Gripping, historical fiction mixed with the supernatural.


In 1846, George Donner and 86 other souls embarked on an ill fated trek across the continent seeking to settle in California. Ill prepared and woefully ignorant of the harsh surroundings and the desolate landscape, the group that came to be known as ‘The Donner Party’ found themselves at the mercy of the elements, their environment and worst of all, themselves.


Poor planning, a series of bad decisions, and early snowstorms caused 60 of the original pioneers to become stranded in the mountains during winter. As hypothermia set in and food ran out, many resorted to that greatest of human taboos: cannibalism. The elements and the terrain combine to frustrate the party, a child is lost and soon after, found dead and mutilated. Power struggles break out amongst the travellers and suspicion and loathing begins to spread. Mistrust and suspicion abound. The party slowly begins to be picked off and it gradually becomes clear that whatever cannibalistic creature may be lurking outside the circle of wagons, the real danger lies within the group itself.

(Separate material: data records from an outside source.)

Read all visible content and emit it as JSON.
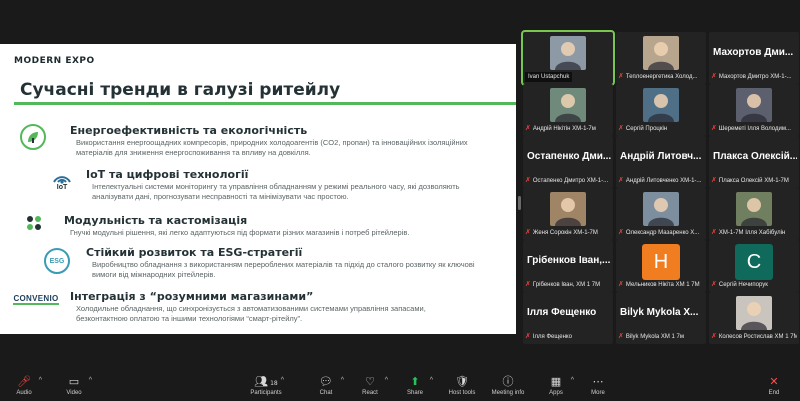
{
  "slide": {
    "logo": "MODERN EXPO",
    "title": "Сучасні тренди в галузі ритейлу",
    "bullets": [
      {
        "heading": "Енергоефективність та екологічність",
        "body": "Використання енергоощадних компресорів, природних холодоагентів (CO2, пропан) та інноваційних ізоляційних матеріалів для зниження енергоспоживання та впливу на довкілля.",
        "icon": "eco-plug-icon"
      },
      {
        "heading": "IoT та цифрові технології",
        "body": "Інтелектуальні системи моніторингу та управління обладнанням у режимі реального часу, які дозволяють аналізувати дані, прогнозувати несправності та мінімізувати час простою.",
        "icon": "iot-icon",
        "icon_text": "IoT"
      },
      {
        "heading": "Модульність та кастомізація",
        "body": "Гнучкі модульні рішення, які легко адаптуються під формати різних магазинів і потреб рітейлерів.",
        "icon": "modules-icon"
      },
      {
        "heading": "Стійкий розвиток та ESG-стратегії",
        "body": "Виробництво обладнання з використанням перероблених матеріалів та підхід до сталого розвитку як ключові вимоги від міжнародних рітейлерів.",
        "icon": "esg-icon",
        "icon_text": "ESG"
      },
      {
        "heading": "Інтеграція з “розумними магазинами”",
        "body": "Холодильне обладнання, що синхронізується з автоматизованими системами управління запасами, безконтактною оплатою та іншими технологіями “смарт-рітейлу”.",
        "icon": "convenio-logo",
        "icon_text": "CONVENIO"
      }
    ]
  },
  "participants": [
    {
      "type": "video",
      "caption": "Ivan Ustapchuk",
      "muted": false,
      "active": true,
      "photo": "#8d9aa5"
    },
    {
      "type": "video",
      "caption": "Теплоенергетика Холод...",
      "muted": true,
      "photo": "#b7a58e"
    },
    {
      "type": "name",
      "name": "Махортов Дми...",
      "caption": "Махортов Дмитро ХМ-1-...",
      "muted": true
    },
    {
      "type": "video",
      "caption": "Андрій Нікітін ХМ-1-7м",
      "muted": true,
      "photo": "#6f8a7b"
    },
    {
      "type": "video",
      "caption": "Сергій Процкін",
      "muted": true,
      "photo": "#4f6f86"
    },
    {
      "type": "video",
      "caption": "Шереметі Ілля Володим...",
      "muted": true,
      "photo": "#5b5f6e"
    },
    {
      "type": "name",
      "name": "Остапенко Дми...",
      "caption": "Остапенко Дмитро ХМ-1-...",
      "muted": true
    },
    {
      "type": "name",
      "name": "Андрій Литовч...",
      "caption": "Андрій Литовченко ХМ-1-...",
      "muted": true
    },
    {
      "type": "name",
      "name": "Плакса Олексій...",
      "caption": "Плакса Олексій ХМ-1-7М",
      "muted": true
    },
    {
      "type": "video",
      "caption": "Женя Сорокін ХМ-1-7М",
      "muted": true,
      "photo": "#a08466"
    },
    {
      "type": "video",
      "caption": "Олександр Мазаренко Х...",
      "muted": true,
      "photo": "#7d8f9e"
    },
    {
      "type": "video",
      "caption": "ХМ-1-7М Ілля Хабібулін",
      "muted": true,
      "photo": "#6f7f5f"
    },
    {
      "type": "name",
      "name": "Грібенков Іван,...",
      "caption": "Грібенков Іван, ХМ 1 7М",
      "muted": true
    },
    {
      "type": "letter",
      "letter": "Н",
      "color": "#f07d1f",
      "caption": "Мельников Нікіта ХМ 1 7М",
      "muted": true
    },
    {
      "type": "letter",
      "letter": "С",
      "color": "#0f6a5c",
      "caption": "Сергій Нечипорук",
      "muted": true
    },
    {
      "type": "name",
      "name": "Ілля Фещенко",
      "caption": "Ілля Фещенко",
      "muted": true
    },
    {
      "type": "name",
      "name": "Bilyk Mykola X...",
      "caption": "Bilyk Mykola ХМ 1 7м",
      "muted": true
    },
    {
      "type": "video",
      "caption": "Колесов Ростислав ХМ 1 7М",
      "muted": true,
      "photo": "#c9c4bd"
    }
  ],
  "toolbar": {
    "items": [
      {
        "label": "Audio",
        "icon": "microphone-muted-icon",
        "glyph": "🎤︎",
        "caret": true
      },
      {
        "label": "Video",
        "icon": "video-camera-icon",
        "glyph": "▭",
        "caret": true
      },
      {
        "label": "Participants",
        "icon": "participants-icon",
        "glyph": "👥︎",
        "badge": "18",
        "caret": true
      },
      {
        "label": "Chat",
        "icon": "chat-icon",
        "glyph": "💬︎",
        "caret": true
      },
      {
        "label": "React",
        "icon": "react-icon",
        "glyph": "♡",
        "caret": true
      },
      {
        "label": "Share",
        "icon": "share-screen-icon",
        "glyph": "⬆",
        "caret": true
      },
      {
        "label": "Host tools",
        "icon": "host-tools-icon",
        "glyph": "🛡︎",
        "caret": false
      },
      {
        "label": "Meeting info",
        "icon": "info-icon",
        "glyph": "ⓘ",
        "caret": false
      },
      {
        "label": "Apps",
        "icon": "apps-icon",
        "glyph": "▦",
        "caret": true
      },
      {
        "label": "More",
        "icon": "more-icon",
        "glyph": "⋯",
        "caret": false
      },
      {
        "label": "End",
        "icon": "end-call-icon",
        "glyph": "✕",
        "caret": false
      }
    ]
  },
  "colors": {
    "accent_green": "#53b85a",
    "muted_red": "#e0453b",
    "end_red": "#ff4d4d"
  }
}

Alma Katsu takes this horrifying grisly footnote in American history and effortlessly and compellingly mixes fact and fiction with a rich vein of horror thrown in. The author’s great skill is in keeping the novel engrossing, despite many having knowledge of the ‘real’ story. This is handled well with the characters being brought to life so effectively.

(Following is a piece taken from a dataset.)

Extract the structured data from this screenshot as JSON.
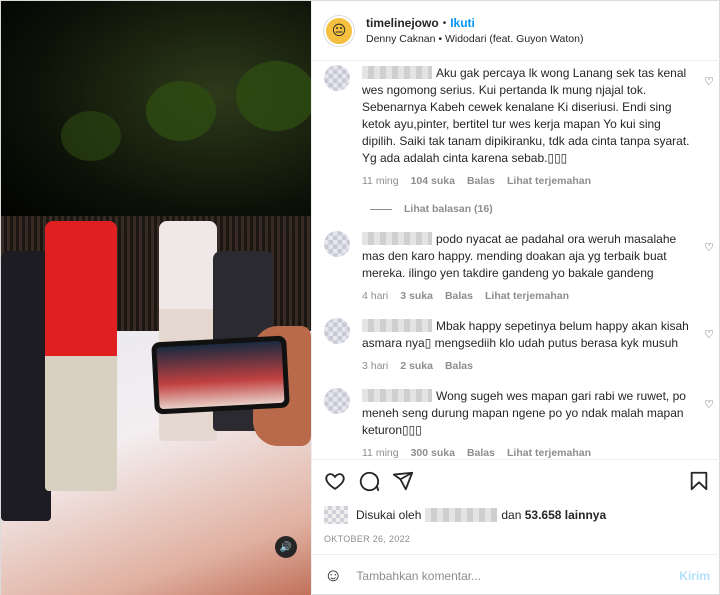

There is a rich cast of characters and not one person takes centre stage. The story is told from alternating characters' perspectives and it’s particularly impressive that the book doesn’t become confusing with so many characters and viewpoints. The use of back stories and well imagined characters ensures the book doesn’t get bogged down and muddled and this is achieved to great effect. Of the characters, the most interesting are Tamsen Donner, who appears to dabble with the occult and who has an appetite for men (in more ways than one). Stanton, a single man with a past, and Keseberg, a vicious and nasty bully, perhaps the main villain of the piece.


This book is astonishingly atmospheric and provides a strong sense of claustrophobia despite the vastness of the landscape. This serves to magnify the isolation and the increasing desperation of the group. The pages don’t drip with blood, but with dread and foreboding.There is some bloody horror but it is not over the top or relied upon. The real horror comes in the form of psychological horror, mans ability for darkness and the book asks who are the real monsters?

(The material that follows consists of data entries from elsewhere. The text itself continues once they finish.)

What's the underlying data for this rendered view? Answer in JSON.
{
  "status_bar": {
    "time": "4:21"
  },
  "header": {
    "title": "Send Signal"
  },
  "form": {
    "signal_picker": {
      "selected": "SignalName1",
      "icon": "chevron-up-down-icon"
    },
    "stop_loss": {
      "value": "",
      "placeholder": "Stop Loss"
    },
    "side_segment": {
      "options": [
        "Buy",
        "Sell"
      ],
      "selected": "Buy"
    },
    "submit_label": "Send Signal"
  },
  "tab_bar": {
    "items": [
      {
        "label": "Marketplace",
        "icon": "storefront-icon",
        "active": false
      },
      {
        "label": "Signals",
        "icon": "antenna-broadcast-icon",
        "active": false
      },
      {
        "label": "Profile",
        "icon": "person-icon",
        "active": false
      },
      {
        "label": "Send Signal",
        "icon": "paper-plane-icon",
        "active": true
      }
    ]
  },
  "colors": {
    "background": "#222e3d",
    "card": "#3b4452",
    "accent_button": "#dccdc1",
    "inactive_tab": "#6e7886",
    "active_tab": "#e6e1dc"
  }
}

This is an enthralling and chilling read which I greatly enjoyed. The historical setting is portrayed perfectly. The only real criticism I had was that the final third began to run out of steam which is understandable considering what came before it. I did find the ending a little anti-climatic , too. Small gripes about an excellent, sinister, unsettling nightmarish imagining of a dark moment in the history of America.